Изменить стиль страницы

— Это лучшее, что вы можете сделать, мадам.

— Ах, отец мой, я могла бы, да, могла бы это в прошлом месяце, на прошлой неделе, даже вчера утром. Но теперь… О! Это разобьет мое сердце.

— Не бойтесь, мадам. Мы даем вам благой совет. Идите сейчас же к королю. Скажите ему, что до вас дошли слухи о всех неприятностях, обрушившихся на него из-за вас. Вы не в состоянии вынести мысли о том, что можете оказаться яблоком раздора в его семье, а потому освобождаете короля от данного им обещания и навсегда покидаете двор.

— Идти теперь? Сейчас же?

— Да, не теряя ни одной минуты.

Она набросила на плечи легкую накидку.

— Я поступаю согласно вашему совету, — произнесла она. — Верю, что вы умнее меня. Но что, если он поймает меня на слове?

— Он на это не способен.

— Страшный риск.

— Без риска не достичь такой великой цели. Ступайте, дитя мое, и да благословит вас бог.

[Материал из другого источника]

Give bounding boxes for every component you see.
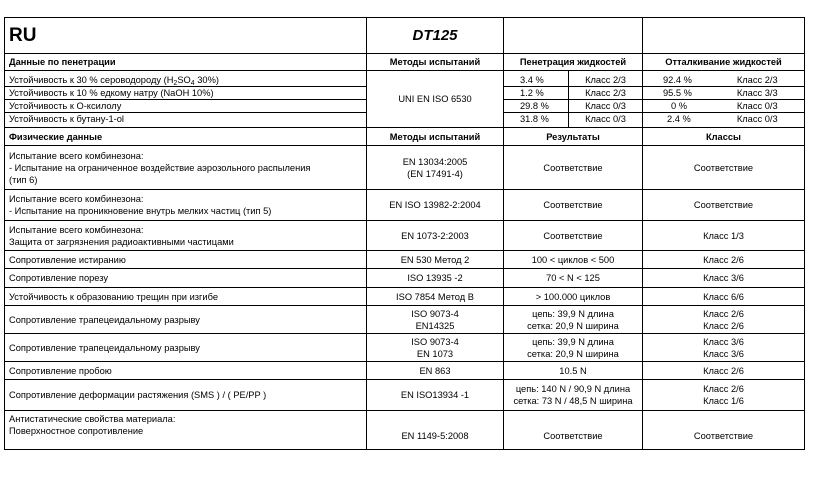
physical-header-row bbox=[5, 128, 805, 146]
physical-test-label bbox=[5, 362, 367, 380]
physical-result bbox=[504, 251, 643, 269]
physical-result bbox=[504, 190, 643, 221]
physical-result-line: Соответствие bbox=[543, 230, 603, 241]
model-name: DT125 bbox=[367, 18, 504, 54]
physical-test-label bbox=[5, 221, 367, 251]
physical-class-line: Класс 6/6 bbox=[703, 291, 744, 302]
repellency-header: Отталкивание жидкостей bbox=[643, 54, 805, 71]
physical-test-label-line: Сопротивление трапецеидальному разрыву bbox=[9, 342, 200, 353]
repellency-class: Класс 0/3 bbox=[711, 100, 805, 113]
physical-class-line: Класс 2/6 bbox=[703, 384, 744, 394]
physical-class bbox=[643, 334, 805, 362]
physical-class-line: Соответствие bbox=[693, 431, 754, 441]
physical-test-label-line: Сопротивление трапецеидальному разрыву bbox=[9, 314, 200, 325]
penetration-header: Пенетрация жидкостей bbox=[504, 54, 643, 71]
physical-test-label-line: Антистатические свойства материала: bbox=[9, 414, 176, 424]
header-row bbox=[5, 18, 805, 54]
physical-result bbox=[504, 221, 643, 251]
penetration-value: 1.2 % bbox=[504, 87, 569, 100]
physical-class-line: Класс 1/3 bbox=[703, 230, 744, 241]
table-row bbox=[5, 190, 805, 221]
table-row bbox=[5, 362, 805, 380]
physical-class-line: Класс 2/6 bbox=[703, 254, 744, 265]
physical-class-line: Класс 1/6 bbox=[703, 396, 744, 406]
table-row bbox=[5, 269, 805, 288]
header-blank-cell bbox=[643, 18, 805, 54]
repellency-value: 92.4 % bbox=[643, 71, 711, 87]
table-row bbox=[5, 146, 805, 190]
penetration-test-label: Устойчивость к 30 % сероводороду ($H_2SO_4$ 30%) bbox=[5, 71, 367, 87]
physical-method bbox=[367, 306, 504, 334]
physical-section-title: Физические данные bbox=[5, 128, 367, 146]
physical-test-label bbox=[5, 306, 367, 334]
physical-test-label-line: - Испытание на ограниченное воздействие аэрозольного распыления bbox=[9, 162, 311, 173]
methods-header: Методы испытаний bbox=[367, 128, 504, 146]
physical-class bbox=[643, 221, 805, 251]
physical-method-line: (EN 17491-4) bbox=[407, 168, 463, 179]
physical-class-line: Класс 3/6 bbox=[703, 348, 744, 359]
physical-method-line: EN 1073 bbox=[416, 348, 454, 359]
language-code: RU bbox=[5, 18, 367, 54]
physical-method bbox=[367, 362, 504, 380]
physical-test-label-line: Сопротивление деформации растяжения (SMS ) / ( PE/PP ) bbox=[9, 390, 267, 400]
table-row bbox=[5, 251, 805, 269]
penetration-test-label: Устойчивость к бутану-1-ol bbox=[5, 113, 367, 128]
physical-result bbox=[504, 334, 643, 362]
repellency-class: Класс 2/3 bbox=[711, 71, 805, 87]
physical-method bbox=[367, 221, 504, 251]
table-row bbox=[5, 411, 805, 450]
physical-class bbox=[643, 251, 805, 269]
physical-result-line: 100 < циклов < 500 bbox=[531, 254, 615, 265]
physical-method-line: EN 1149-5:2008 bbox=[401, 431, 469, 441]
physical-test-label-line: - Испытание на проникновение внутрь мелких частиц (тип 5) bbox=[9, 206, 272, 216]
physical-class bbox=[643, 146, 805, 190]
physical-method bbox=[367, 288, 504, 306]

Глава XIII. У КОРОЛЯ ЯВЛЯЮТСЯ НЕКОТОРЫЕ ИДЕИ

Король остался в кабинете один. Погруженный в мрачные мысли, он обдумывал способы и выполнить свое намерение, и вместе с тем устранить оппозицию, оказавшуюся столь сильной и многочисленной. Вдруг кто-то постучался в дверь, и в полусвете он увидел облик женщины, о которой только что думал. Король вскочил с места и протянул к ней руки с улыбкой, успокоившей бы ее, сомневайся она хоть на миг в его постоянстве.

— Франсуаза! Вы здесь. Наконец-то за весь день у меня первый желанный гость.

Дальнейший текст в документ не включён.